Sweetly sincere, an accomplished guitarist and songwriter as well as a singer, Vee wangled his way into his older brother’s band as the lead vocalist because he was the only one who remembered the lyrics to their songs.

They had practised together only a few weeks when they responded to a radio appeal and were recruited to substitute for Holly, Valens and the Big Bopper (JP Richardson), whose death en route from Iowa to a concert in Moorhead, Minnesota, was immortalised in 1971 by Don McLean as "the day the music died" in his hit song American Pie.

On their way to perform at the National Guard Armory in Moorhead, the band members dropped by JC Penney to buy black peg pants, sleeveless sweaters and Angora ties. Vee also improvised when the MC asked his band’s name. Inspired by silhouettes cast on the stage by the spotlights, he pronounced them “the Shadows.

“The fear didn’t hit me until the spotlight came on, and then I was just shattered by it,” he told The Associated Press in 1999. “I didn’t think that I’d be able to sing. If I opened my mouth, I wasn’t sure anything would come out.”

It did, but the band did not get paid and was left at the Armory as the surviving members of Holly’s Winter Dance Party Tour decamped for Sioux City.

Four months later, they scraped enough together for their first recording session, which included Vee's first hit, Suzie Baby. That led to Hollywood, a contract with Liberty Records and a breakthrough song, Devil or Angel. It made the Top 10 in 1960, when Vee was just 17.

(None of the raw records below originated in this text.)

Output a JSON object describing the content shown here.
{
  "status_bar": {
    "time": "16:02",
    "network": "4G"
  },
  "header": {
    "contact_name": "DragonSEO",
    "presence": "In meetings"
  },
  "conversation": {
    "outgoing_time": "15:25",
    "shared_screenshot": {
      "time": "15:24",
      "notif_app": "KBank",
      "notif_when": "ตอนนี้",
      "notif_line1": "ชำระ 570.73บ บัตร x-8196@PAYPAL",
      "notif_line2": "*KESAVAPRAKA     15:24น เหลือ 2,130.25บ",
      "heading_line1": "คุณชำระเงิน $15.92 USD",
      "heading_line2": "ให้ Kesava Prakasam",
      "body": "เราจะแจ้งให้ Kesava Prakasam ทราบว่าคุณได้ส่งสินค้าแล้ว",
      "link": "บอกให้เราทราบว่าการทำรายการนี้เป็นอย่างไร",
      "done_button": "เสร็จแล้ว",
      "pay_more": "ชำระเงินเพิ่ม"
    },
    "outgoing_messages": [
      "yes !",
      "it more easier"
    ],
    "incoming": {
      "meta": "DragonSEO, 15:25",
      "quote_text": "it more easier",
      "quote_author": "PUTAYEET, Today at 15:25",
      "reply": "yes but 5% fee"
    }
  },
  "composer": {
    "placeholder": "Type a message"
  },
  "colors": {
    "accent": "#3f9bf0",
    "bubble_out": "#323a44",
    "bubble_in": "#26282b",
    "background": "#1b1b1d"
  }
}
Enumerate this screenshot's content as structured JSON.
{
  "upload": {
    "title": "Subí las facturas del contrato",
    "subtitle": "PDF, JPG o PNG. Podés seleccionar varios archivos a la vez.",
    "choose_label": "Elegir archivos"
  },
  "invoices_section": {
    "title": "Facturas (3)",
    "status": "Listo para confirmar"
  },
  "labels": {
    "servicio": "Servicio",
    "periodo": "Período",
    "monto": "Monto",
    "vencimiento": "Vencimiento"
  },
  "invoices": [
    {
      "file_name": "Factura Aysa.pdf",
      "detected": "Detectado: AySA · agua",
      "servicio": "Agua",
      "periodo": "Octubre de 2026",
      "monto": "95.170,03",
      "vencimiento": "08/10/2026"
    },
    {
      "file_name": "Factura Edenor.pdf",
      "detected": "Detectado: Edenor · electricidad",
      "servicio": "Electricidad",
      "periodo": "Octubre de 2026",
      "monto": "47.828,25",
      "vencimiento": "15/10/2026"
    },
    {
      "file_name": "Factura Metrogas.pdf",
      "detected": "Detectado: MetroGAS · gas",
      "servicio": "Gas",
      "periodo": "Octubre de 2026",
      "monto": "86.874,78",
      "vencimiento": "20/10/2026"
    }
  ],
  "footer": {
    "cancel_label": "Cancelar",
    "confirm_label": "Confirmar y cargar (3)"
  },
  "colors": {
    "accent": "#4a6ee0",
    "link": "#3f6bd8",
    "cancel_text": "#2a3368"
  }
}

"During a period when flash-in-the-pan, one-hit-wonder teen idols often ruled the charts, Bobby Vee was a consistently reliable chart-topping singer," Robert Reynolds wrote in his book The Music of Bobby Vee, published this year. "He was a talented musician who was as comfortable crooning a heart-wrenching ballad, or belting out a bass-driven rocker, as he was singing a light and breezy teen ditty."

Robert Thomas Velline was born in 1943, in Fargo, North Dakota. His father, Sidney Velline, was a chef who played fiddle and piano. His mother was the former Saima Tampinila.

“It was rural America,” Vee said of Fargo in the 1950s. “It certainly was not a place you would go to get into show business.”

Vee played saxophone in his high school band, but with savings from his newspaper route he bought a $30 Harmony guitar after his brother Bill taught him a few chords.

A few months after their Moorhead performance, the band recruited a fledgling pianist who went by the name Elston Gunn. It was his first gig with a professional group that had actually released a record. While their collaboration was short-lived – cramped by a decrepit piano, he left to enrol at the University of Minnesota, moved to New York and changed his name (again; he had been born Robert Zimmerman) to Bob Dylan – it was transformative.

Vee abbreviated his surname at the suggestion of Dylan, who was taken by Vee’s graciousness and later described him as “the most beautiful person I’ve ever been on the stage with.”

“I’d always thought of him as a brother,” Dylan was quoted as saying. Vee’s voice, he said, was “as musical as a silver bell.”

Vee’s wife, the former Karen Bergan, died in 2015. He is survived by his sons Jeff, Robby and Tommy; a daughter, Jennifer Velline-Whittet; and five grandchildren.